Sylvain St-Laurent

Mercredi 17 septembre 2014 | Mise en ligne à 13h16 | Commenter Commentaires (17)

Rude première journée…

Méthot_MarcPATRICK WOODBURY, LeDroit

D’habitude, le tournoi de golf des Sénateurs, c’est une belle journée. C’est comme à la rentrée scolaire. Tout le monde s’est ennuyé, tout le monde est content de se revoir.

Cette année, ça ne s’est pas passé ainsi.

Cette année, il y avait des visages longs au club Rideau View de Manotick.

Il y avait Pierre Dorion, par exemple. Le directeur général associé s’est étouffé dans ses Corn Flakes, ce matin, quand il a lu ce texte du Ottawa Sun dans lequel il est question des négociations avec Marc Méthot.

L’agent de Méthot, Larry Kelly, dit qu’il existe un tout petit fossé entre les demandes contractuelles de son client et la dernière offre des Sénateurs. Il parle de 300 000 $US par année, à peine.

J’ai voulu en parler avec Dorion. Il ne s’est même pas arrêté quand je l’ai interpellé.

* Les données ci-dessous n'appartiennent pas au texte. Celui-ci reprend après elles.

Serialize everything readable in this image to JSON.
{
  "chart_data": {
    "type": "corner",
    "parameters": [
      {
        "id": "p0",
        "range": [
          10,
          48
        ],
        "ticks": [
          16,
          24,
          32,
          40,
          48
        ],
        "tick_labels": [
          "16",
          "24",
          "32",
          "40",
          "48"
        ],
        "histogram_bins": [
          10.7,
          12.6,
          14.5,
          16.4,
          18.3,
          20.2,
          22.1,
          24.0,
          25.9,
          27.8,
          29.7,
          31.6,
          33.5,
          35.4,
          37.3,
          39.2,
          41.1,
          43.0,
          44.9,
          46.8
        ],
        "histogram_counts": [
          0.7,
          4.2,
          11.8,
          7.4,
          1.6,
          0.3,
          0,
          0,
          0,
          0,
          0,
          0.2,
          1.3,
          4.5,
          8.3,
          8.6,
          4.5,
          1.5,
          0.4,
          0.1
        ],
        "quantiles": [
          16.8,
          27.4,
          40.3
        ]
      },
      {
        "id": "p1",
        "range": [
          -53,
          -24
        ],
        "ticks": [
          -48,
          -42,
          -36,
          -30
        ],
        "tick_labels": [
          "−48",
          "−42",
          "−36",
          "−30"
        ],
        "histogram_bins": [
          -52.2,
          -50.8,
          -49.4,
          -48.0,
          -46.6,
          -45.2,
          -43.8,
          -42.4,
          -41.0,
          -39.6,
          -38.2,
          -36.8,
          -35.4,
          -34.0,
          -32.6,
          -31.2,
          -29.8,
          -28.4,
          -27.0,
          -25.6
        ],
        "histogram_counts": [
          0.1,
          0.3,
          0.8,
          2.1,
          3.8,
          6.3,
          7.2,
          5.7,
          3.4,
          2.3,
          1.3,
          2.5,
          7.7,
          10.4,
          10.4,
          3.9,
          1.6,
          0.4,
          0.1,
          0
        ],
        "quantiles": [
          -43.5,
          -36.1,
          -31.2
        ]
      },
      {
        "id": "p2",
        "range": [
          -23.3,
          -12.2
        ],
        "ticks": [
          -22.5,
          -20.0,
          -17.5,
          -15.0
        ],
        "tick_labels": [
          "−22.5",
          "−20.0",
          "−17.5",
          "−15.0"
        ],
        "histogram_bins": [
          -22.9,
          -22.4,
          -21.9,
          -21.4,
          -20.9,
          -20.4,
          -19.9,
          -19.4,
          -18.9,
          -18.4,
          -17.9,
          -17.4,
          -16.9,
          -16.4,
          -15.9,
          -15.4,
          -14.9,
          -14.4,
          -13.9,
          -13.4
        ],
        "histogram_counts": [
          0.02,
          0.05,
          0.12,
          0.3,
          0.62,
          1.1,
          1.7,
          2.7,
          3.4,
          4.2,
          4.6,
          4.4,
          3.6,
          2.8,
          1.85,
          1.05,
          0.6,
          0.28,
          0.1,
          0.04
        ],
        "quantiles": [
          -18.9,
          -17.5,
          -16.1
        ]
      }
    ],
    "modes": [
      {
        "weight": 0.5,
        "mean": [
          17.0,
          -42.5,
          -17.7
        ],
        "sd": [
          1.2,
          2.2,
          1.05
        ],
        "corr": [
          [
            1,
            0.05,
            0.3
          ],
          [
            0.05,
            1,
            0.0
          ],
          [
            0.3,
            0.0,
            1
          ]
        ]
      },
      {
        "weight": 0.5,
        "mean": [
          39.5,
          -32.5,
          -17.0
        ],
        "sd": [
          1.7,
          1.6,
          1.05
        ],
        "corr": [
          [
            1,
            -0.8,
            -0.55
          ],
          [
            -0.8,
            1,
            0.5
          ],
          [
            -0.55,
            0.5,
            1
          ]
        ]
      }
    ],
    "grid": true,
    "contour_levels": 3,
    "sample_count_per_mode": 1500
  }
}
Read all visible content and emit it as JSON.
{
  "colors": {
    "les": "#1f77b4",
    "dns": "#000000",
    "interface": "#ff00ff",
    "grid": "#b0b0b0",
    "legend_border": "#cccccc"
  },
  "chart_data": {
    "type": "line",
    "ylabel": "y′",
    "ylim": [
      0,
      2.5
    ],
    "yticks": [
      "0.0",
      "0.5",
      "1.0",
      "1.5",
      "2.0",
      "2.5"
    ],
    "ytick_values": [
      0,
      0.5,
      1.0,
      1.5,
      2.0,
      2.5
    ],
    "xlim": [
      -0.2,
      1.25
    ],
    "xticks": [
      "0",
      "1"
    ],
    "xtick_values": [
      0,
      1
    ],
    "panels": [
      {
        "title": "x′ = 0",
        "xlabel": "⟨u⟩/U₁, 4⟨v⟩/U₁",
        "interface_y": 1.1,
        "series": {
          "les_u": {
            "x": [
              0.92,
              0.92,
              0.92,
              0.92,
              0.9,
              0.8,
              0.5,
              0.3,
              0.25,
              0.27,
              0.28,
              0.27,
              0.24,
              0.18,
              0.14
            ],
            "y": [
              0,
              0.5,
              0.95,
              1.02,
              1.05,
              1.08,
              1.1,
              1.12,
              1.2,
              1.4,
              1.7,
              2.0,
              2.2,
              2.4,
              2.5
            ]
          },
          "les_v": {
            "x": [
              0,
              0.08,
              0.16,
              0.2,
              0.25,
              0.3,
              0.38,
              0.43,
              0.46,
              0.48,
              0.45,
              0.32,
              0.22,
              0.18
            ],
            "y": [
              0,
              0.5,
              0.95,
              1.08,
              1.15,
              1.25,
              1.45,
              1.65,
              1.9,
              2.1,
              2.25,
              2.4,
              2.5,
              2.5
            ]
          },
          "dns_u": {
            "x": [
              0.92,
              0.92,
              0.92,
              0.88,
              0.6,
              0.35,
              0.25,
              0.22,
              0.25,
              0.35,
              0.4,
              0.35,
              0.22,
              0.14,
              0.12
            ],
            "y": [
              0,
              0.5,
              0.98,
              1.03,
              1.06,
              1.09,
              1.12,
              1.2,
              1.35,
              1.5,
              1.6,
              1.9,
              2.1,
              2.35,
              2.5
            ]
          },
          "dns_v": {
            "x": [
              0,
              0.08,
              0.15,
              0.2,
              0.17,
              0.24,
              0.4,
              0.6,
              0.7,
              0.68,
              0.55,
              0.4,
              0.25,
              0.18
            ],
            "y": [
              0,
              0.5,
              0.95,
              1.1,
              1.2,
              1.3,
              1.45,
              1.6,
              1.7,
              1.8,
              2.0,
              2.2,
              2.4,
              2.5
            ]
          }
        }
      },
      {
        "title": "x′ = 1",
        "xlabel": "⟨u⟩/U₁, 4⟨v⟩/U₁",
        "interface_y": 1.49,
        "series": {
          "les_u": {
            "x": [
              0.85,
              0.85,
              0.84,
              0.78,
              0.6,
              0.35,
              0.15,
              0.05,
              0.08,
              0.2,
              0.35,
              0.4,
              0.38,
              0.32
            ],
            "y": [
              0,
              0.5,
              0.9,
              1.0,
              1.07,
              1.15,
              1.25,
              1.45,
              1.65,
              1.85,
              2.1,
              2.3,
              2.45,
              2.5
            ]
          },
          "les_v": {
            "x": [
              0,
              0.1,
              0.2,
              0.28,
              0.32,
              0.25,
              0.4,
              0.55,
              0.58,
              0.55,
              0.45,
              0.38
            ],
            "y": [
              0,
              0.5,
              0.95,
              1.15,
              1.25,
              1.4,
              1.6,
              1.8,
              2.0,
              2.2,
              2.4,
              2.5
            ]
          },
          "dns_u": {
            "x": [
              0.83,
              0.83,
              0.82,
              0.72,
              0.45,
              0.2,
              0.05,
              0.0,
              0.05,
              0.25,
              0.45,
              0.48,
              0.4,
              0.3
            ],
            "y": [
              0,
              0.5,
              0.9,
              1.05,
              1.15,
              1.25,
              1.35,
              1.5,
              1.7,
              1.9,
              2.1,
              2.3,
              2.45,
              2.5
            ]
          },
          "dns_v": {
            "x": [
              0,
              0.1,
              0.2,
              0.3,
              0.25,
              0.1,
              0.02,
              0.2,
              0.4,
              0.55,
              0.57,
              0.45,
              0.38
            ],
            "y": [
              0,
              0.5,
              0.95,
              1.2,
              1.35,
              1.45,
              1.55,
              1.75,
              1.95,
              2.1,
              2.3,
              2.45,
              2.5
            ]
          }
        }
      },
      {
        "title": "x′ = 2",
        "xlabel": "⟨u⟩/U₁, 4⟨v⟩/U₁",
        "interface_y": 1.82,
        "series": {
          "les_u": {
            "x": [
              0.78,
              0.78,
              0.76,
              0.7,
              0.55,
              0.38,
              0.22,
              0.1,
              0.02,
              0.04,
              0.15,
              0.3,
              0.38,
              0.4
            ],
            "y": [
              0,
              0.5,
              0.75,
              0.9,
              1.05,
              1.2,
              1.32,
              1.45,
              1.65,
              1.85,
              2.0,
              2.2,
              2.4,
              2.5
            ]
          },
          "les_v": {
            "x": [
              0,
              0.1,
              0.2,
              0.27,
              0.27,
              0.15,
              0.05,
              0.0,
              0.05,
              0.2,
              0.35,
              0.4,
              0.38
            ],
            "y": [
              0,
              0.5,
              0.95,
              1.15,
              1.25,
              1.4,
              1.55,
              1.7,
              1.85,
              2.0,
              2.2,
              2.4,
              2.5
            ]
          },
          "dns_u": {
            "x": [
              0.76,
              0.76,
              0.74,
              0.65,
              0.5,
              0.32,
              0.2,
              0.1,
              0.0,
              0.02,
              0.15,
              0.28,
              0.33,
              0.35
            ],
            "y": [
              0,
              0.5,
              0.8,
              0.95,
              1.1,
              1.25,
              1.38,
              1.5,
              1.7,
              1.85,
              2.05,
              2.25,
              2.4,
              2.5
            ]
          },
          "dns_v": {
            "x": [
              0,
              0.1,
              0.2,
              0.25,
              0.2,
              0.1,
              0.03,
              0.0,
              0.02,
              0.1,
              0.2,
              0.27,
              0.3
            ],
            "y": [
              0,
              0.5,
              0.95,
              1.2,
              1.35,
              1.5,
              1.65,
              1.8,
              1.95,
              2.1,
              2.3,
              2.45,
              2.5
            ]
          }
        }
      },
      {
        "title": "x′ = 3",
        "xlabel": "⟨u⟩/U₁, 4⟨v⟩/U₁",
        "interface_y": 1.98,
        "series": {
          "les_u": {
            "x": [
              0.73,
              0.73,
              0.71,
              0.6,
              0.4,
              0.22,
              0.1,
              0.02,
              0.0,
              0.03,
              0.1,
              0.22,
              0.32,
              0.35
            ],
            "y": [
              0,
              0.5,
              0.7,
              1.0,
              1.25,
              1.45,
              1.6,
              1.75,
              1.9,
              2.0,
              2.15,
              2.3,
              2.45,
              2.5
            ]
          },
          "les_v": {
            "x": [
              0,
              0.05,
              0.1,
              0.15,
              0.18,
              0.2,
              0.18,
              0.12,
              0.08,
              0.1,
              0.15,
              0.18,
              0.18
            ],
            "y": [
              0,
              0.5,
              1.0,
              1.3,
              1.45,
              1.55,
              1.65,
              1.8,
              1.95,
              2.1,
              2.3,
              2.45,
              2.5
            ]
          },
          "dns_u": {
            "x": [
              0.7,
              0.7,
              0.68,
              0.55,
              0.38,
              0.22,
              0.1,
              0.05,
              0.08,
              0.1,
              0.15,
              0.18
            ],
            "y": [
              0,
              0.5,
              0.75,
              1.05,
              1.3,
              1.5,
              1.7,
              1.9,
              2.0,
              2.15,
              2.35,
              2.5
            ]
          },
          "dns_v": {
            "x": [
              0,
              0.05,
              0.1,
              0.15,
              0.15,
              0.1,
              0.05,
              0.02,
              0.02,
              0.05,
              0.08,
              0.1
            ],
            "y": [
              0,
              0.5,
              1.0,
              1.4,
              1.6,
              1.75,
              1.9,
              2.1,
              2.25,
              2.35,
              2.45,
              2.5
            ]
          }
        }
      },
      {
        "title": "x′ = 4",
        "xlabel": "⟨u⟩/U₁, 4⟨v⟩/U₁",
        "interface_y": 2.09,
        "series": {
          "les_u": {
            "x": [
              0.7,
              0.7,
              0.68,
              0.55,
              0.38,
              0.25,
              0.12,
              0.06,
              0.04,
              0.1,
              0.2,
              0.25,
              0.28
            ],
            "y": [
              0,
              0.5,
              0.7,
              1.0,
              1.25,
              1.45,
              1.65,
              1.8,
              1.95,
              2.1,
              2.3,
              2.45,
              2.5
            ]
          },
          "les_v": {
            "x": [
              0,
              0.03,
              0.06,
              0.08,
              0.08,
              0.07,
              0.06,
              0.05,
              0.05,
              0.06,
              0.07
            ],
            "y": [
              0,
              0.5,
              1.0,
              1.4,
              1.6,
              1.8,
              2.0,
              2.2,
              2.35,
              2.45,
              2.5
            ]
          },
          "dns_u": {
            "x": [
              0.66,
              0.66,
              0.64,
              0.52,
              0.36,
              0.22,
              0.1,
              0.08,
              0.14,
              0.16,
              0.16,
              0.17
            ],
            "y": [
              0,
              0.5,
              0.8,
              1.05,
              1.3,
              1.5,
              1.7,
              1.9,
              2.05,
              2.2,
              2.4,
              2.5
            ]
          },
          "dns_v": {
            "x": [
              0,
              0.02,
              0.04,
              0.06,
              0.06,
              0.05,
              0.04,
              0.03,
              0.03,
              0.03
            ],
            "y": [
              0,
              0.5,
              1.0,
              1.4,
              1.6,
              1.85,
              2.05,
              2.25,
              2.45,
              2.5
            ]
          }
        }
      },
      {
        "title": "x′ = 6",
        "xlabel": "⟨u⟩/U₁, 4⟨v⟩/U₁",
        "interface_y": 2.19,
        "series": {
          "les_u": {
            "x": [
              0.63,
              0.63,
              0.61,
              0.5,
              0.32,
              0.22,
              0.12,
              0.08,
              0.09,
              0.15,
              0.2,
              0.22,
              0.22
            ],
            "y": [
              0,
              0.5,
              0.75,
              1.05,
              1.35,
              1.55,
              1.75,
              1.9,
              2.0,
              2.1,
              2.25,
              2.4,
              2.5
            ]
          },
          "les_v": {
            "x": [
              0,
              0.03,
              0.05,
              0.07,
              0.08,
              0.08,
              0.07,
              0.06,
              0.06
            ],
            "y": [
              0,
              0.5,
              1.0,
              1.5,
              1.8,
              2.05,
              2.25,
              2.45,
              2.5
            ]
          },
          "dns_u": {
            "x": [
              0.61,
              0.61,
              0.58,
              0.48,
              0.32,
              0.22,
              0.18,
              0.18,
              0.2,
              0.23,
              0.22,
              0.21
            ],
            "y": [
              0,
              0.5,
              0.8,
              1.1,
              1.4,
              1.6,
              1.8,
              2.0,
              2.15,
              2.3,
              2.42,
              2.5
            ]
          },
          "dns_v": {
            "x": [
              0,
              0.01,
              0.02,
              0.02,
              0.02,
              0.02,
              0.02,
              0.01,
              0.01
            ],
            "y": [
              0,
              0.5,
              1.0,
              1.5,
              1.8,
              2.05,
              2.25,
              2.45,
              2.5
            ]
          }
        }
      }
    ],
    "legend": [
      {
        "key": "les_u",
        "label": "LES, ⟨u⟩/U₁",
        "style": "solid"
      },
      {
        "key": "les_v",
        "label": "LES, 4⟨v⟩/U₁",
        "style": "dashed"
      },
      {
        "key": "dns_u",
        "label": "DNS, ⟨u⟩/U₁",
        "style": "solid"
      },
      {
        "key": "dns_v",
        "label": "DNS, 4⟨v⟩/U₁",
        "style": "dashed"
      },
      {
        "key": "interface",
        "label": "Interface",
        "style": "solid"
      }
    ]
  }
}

Il réservait son venin pour nos amis de TSN 1200. Si vous écoutez l’entrevue, vous allez voir qu’il est en rogne.

Je vous vend le punch tout de suite. Dans la sixième minute, il finit même par se demander si ça vaut la peine de poursuivre les négociations…

Bon début de saison, tout le monde.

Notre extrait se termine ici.